Saturday, May 29, 2010

Much Ado About Android – part I

After years of dealing with completely frustrating and useless Windows mobile cellular devices I decide it was time to jump on the inevitable bandwagon of Google and their Android platform. The reason I choose Android over the iPhone is I like the idea of a little more freedom and while I do not agree with all of Google’s business practices, I appreciate that their prison is little more accommodating. Now, every technology platform is its own little prison, regardless of what people will even say about Linux or FreeBSD.

When it comes to vendors, hands down, Apple makes the nicest and most comfortable prisons. Microsoft makes functional prisons that appear to work seamlessly so long as you can tolerate all of the constant maintenance, damp infected rooms, and doors that should lead to bliss but only lead to dead ends. The Google prison is very similar to Apple’s but not quite as refined or clean. The trade off is that Google lets you out of your cell from time to time and even lets you share food and toys with your neighbors. And if you are adventurous enough and willing to go through all the hoops you can even leave the prison for short periods of time to go get your own soda and desert. All in all Apple and Google make very similar and wonderful prisons, but I choose Google Android.

Before I get carried away and you all think I am hook-line-and-sinker in love with Google; Google is evil and stores and tracks way too much information about what we do, what we like, and how we use our computers and the Internet. The reason I am okay with Google compared to the tactics that Microsoft employs is that Google does not force their technology down our throats. Now if Google decided that you could only use their search engine from certain computers, of that you could only access GMail through Chrome, or if they created their own language that you were forced to use to access any of your data stored on their cloud, I would definitely lump them in to the Microsoft camp and boycott them. But I digress; this post is not about my views of why and how Microsoft failed when they could have so easily taken over the world.
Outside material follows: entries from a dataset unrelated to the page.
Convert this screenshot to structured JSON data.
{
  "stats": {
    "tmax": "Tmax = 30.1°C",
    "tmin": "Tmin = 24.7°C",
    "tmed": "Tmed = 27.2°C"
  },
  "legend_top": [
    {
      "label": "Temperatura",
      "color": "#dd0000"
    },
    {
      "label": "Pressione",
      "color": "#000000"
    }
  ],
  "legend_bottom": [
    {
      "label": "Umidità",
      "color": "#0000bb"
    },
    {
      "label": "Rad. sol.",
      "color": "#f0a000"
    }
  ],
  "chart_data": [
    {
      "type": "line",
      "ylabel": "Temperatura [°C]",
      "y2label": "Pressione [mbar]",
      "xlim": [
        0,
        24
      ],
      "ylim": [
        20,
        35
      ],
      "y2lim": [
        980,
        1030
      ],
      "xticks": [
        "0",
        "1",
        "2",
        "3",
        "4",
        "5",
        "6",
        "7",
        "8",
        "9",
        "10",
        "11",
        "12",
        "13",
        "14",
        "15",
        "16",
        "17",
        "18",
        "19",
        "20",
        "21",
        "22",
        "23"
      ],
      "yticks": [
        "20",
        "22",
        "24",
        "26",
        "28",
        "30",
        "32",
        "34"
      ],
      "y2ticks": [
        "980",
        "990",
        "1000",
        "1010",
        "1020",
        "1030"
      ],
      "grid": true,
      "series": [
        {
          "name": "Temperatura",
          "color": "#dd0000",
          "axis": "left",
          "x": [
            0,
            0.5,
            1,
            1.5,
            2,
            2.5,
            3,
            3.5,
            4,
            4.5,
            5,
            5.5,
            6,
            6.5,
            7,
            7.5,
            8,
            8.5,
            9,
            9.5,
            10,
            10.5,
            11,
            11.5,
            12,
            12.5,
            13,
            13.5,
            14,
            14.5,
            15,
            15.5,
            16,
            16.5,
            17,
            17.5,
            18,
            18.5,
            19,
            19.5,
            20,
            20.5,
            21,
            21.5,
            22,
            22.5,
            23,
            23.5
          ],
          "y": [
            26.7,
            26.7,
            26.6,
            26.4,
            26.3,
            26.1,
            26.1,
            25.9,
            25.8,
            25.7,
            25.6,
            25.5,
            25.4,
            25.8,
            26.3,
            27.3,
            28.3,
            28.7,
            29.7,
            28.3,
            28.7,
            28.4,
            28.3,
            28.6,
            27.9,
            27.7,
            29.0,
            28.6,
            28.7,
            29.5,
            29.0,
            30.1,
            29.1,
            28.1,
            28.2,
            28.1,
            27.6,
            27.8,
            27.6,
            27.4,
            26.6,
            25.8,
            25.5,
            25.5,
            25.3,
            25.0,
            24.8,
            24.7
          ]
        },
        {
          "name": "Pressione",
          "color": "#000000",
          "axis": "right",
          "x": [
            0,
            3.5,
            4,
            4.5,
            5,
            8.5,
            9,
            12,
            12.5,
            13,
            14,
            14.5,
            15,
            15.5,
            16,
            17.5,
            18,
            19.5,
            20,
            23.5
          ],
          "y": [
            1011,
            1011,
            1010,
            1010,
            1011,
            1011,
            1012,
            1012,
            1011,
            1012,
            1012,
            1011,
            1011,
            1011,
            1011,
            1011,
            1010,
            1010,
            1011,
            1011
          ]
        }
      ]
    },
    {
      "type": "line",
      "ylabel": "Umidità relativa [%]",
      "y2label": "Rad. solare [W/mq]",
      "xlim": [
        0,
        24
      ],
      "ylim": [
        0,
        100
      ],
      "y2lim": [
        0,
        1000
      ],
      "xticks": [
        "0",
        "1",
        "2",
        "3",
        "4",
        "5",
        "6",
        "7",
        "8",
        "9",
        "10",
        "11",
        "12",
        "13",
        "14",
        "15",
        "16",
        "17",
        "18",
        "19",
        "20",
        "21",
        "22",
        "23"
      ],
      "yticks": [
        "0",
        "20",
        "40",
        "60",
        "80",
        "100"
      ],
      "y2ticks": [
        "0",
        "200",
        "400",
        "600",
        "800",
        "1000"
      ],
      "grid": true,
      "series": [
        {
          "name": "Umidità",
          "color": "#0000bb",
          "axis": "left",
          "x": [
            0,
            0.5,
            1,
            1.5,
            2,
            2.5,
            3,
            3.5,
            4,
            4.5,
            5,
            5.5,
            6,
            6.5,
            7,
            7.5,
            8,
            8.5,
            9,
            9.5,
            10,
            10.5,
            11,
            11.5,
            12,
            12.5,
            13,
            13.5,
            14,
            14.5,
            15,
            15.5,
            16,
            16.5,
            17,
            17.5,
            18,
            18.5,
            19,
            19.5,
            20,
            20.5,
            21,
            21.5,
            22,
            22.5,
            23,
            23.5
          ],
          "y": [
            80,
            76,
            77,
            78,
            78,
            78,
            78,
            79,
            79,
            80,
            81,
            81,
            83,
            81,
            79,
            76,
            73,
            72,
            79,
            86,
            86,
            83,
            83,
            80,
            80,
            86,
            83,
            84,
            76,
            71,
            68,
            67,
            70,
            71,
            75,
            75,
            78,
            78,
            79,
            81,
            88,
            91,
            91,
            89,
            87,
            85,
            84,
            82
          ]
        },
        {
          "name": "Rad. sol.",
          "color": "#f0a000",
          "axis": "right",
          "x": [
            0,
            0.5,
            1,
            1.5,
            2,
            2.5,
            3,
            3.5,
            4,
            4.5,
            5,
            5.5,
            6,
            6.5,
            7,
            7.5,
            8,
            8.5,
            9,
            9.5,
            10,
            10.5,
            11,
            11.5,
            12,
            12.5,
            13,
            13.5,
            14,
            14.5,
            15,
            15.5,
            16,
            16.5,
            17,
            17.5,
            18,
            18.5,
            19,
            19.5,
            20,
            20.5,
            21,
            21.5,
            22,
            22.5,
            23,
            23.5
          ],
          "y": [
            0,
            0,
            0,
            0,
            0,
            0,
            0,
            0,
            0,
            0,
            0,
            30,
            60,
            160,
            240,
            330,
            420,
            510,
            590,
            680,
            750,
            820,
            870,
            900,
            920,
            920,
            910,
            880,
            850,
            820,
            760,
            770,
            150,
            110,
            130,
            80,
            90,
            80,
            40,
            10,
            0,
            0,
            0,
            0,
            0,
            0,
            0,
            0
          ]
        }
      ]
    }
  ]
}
The phone I purchased was an unlocked version of the HTC Magic (same as the T-Mobile myTouch 3G, just an unlocked version). This phone shipped with version 1.5 of the Android OS commonly referred to by its code name of Cupcake (Version 1.6 has a code name of Donut for example, 2.0/2.1 is called Eclair, and 2.2 is called Froyo). Now as you can see, version 1.5 is really starting show its age. Eclair is out and Froyo is quickly on its way. So I decided I was going to take Google’s pledge to the test and try and take my phone out for a walk and see about updating its code.

So following all the buzz about newer features and the beauty of the Android platform I spent the better part of the weekend reading and reading and reading about all the bits and pieces that are needed to get your phone “hacked”, “rooted”, and upgraded. Now I must say that there is a LOT of information out there about how to do this and do that, and the folks over at and have a plethora of information. However, like all things Linux it is a PAIN-IN-THE-BACKSIDE to try and piece it all together. Linux people and developers are often of the mindset that it is it out there somewhere in some nasty forum list somewhere and that you need to read every meaningless post for hours and hours to find the one nugget of information that you need.

Over the next few days/weeks I am going to write a series of short posts that talk about the various bits and pieces and how they all bolt together so that you do not need to spend hours trying figure out what is what.